The above and other objects, advantages and features of the present application will become more apparent to those skilled in the art from the following detailed description of specific embodiments thereof, taken in conjunction with the accompanying drawings.
Drawings
Some specific embodiments of the present application will be described in detail hereinafter by way of illustration and not limitation with reference to the accompanying drawings. The same reference numbers in the drawings identify the same or similar elements or components. Those skilled in the art will appreciate that the drawings are not necessarily drawn to scale. In the drawings:
fig. 1 is a schematic flow chart of a video classification method according to an embodiment of the present application;
FIG. 2 is a schematic diagram of a video classification system according to an embodiment of the present application;
FIG. 3 is a schematic diagram of a computing device according to an embodiment of the present application;
FIG. 4 is a schematic diagram of a computer-readable storage medium according to an embodiment of the application.
Detailed Description
In two types of video classification methods: the first category is classical manual feature-based methods, including methods for extracting traditional global and local features, including, for example, shot counts, mean color histograms, Histogram of Oriented Gradients (HOG), Histogram of Optical Flow (HOF), and classifiers (SVMs, KNN, etc.) or clustering algorithms. In the first approach, either video-based features or frame-based features are employed. Based on features of the video such as average shot length, average number of faces, etc. Frame-based features are features extracted from a sequence of frames (all frames in a video or key frames of a shot) and then the features extracted from the frames are mapped into one or more vectors to represent the entire video. The frame-based features may be global features, such as color histograms, or local features, such as Scale-invariant feature transforms (SIFT), Speeded Up Robust Features (SURF), HOG, etc.

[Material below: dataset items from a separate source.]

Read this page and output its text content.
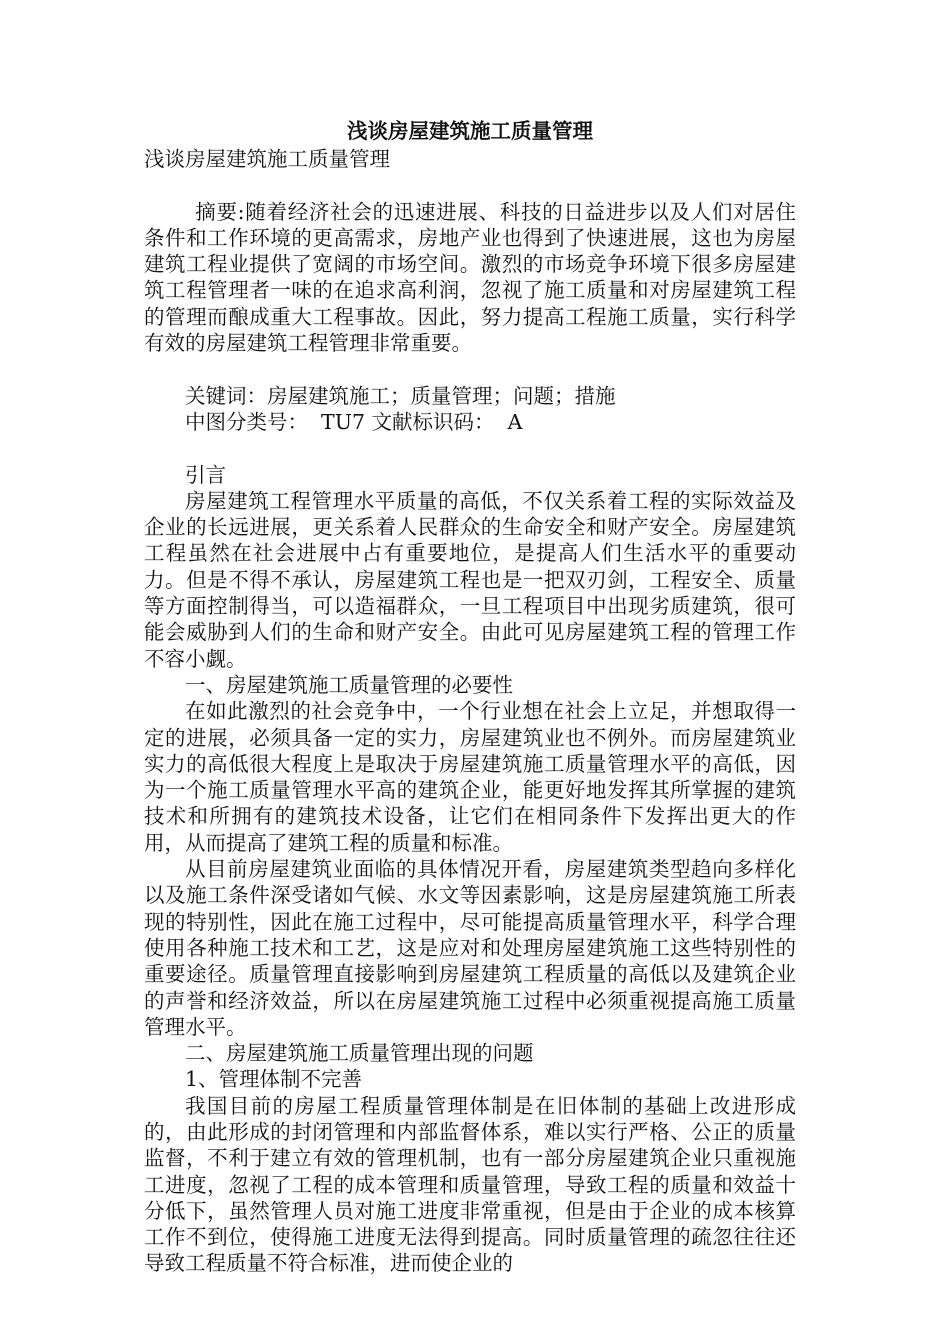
浅谈房屋建筑施工质量管理

浅谈房屋建筑施工质量管理

摘要:随着经济社会的迅速进展、科技的日益进步以及人们对居住条件和工作环境的更高需求，房地产业也得到了快速进展，这也为房屋建筑工程业提供了宽阔的市场空间。激烈的市场竞争环境下很多房屋建筑工程管理者一味的在追求高利润，忽视了施工质量和对房屋建筑工程的管理而酿成重大工程事故。因此，努力提高工程施工质量，实行科学有效的房屋建筑工程管理非常重要。

关键词：房屋建筑施工；质量管理；问题；措施

中图分类号：  TU7 文献标识码：  A

引言

房屋建筑工程管理水平质量的高低，不仅关系着工程的实际效益及企业的长远进展，更关系着人民群众的生命安全和财产安全。房屋建筑工程虽然在社会进展中占有重要地位，是提高人们生活水平的重要动力。但是不得不承认，房屋建筑工程也是一把双刃剑，工程安全、质量等方面控制得当，可以造福群众，一旦工程项目中出现劣质建筑，很可能会威胁到人们的生命和财产安全。由此可见房屋建筑工程的管理工作不容小觑。

一、房屋建筑施工质量管理的必要性

在如此激烈的社会竞争中，一个行业想在社会上立足，并想取得一定的进展，必须具备一定的实力，房屋建筑业也不例外。而房屋建筑业实力的高低很大程度上是取决于房屋建筑施工质量管理水平的高低，因为一个施工质量管理水平高的建筑企业，能更好地发挥其所掌握的建筑技术和所拥有的建筑技术设备，让它们在相同条件下发挥出更大的作用，从而提高了建筑工程的质量和标准。

从目前房屋建筑业面临的具体情况开看，房屋建筑类型趋向多样化以及施工条件深受诸如气候、水文等因素影响，这是房屋建筑施工所表现的特别性，因此在施工过程中，尽可能提高质量管理水平，科学合理使用各种施工技术和工艺，这是应对和处理房屋建筑施工这些特别性的重要途径。质量管理直接影响到房屋建筑工程质量的高低以及建筑企业的声誉和经济效益，所以在房屋建筑施工过程中必须重视提高施工质量管理水平。

二、房屋建筑施工质量管理出现的问题

1、管理体制不完善

我国目前的房屋工程质量管理体制是在旧体制的基础上改进形成的，由此形成的封闭管理和内部监督体系，难以实行严格、公正的质量监督，不利于建立有效的管理机制，也有一部分房屋建筑企业只重视施工进度，忽视了工程的成本管理和质量管理，导致工程的质量和效益十分低下，虽然管理人员对施工进度非常重视，但是由于企业的成本核算工作不到位，使得施工进度无法得到提高。同时质量管理的疏忽往往还导致工程质量不符合标准，进而使企业的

The second category is a deep learning based approach that uses features extracted from selected key frames as the basis for video classification. Recently, with the advent of deep learning techniques, it has become easier to learn more powerful feature representations.
Fig. 1 is a flowchart illustrating a video classification method according to an embodiment of the present application. As can be seen from fig. 1, a video classification method provided in an embodiment of the present application may include:
step S101: acquiring video data to be classified, and extracting at least one video key frame of the video data to be classified;
step S102: inputting each video key frame into a preset target detection network for training, and generating a key frame vector of each video key frame based on each trained video key frame;
step S103: inputting the key frame vector of each video key frame into a preset depth characteristic video matrix model, and outputting a depth characteristic video matrix of video data to be classified through the depth characteristic video matrix model;
step S104: and classifying the video data to be classified based on the depth characteristic video matrix to generate a classification label of the video data to be classified.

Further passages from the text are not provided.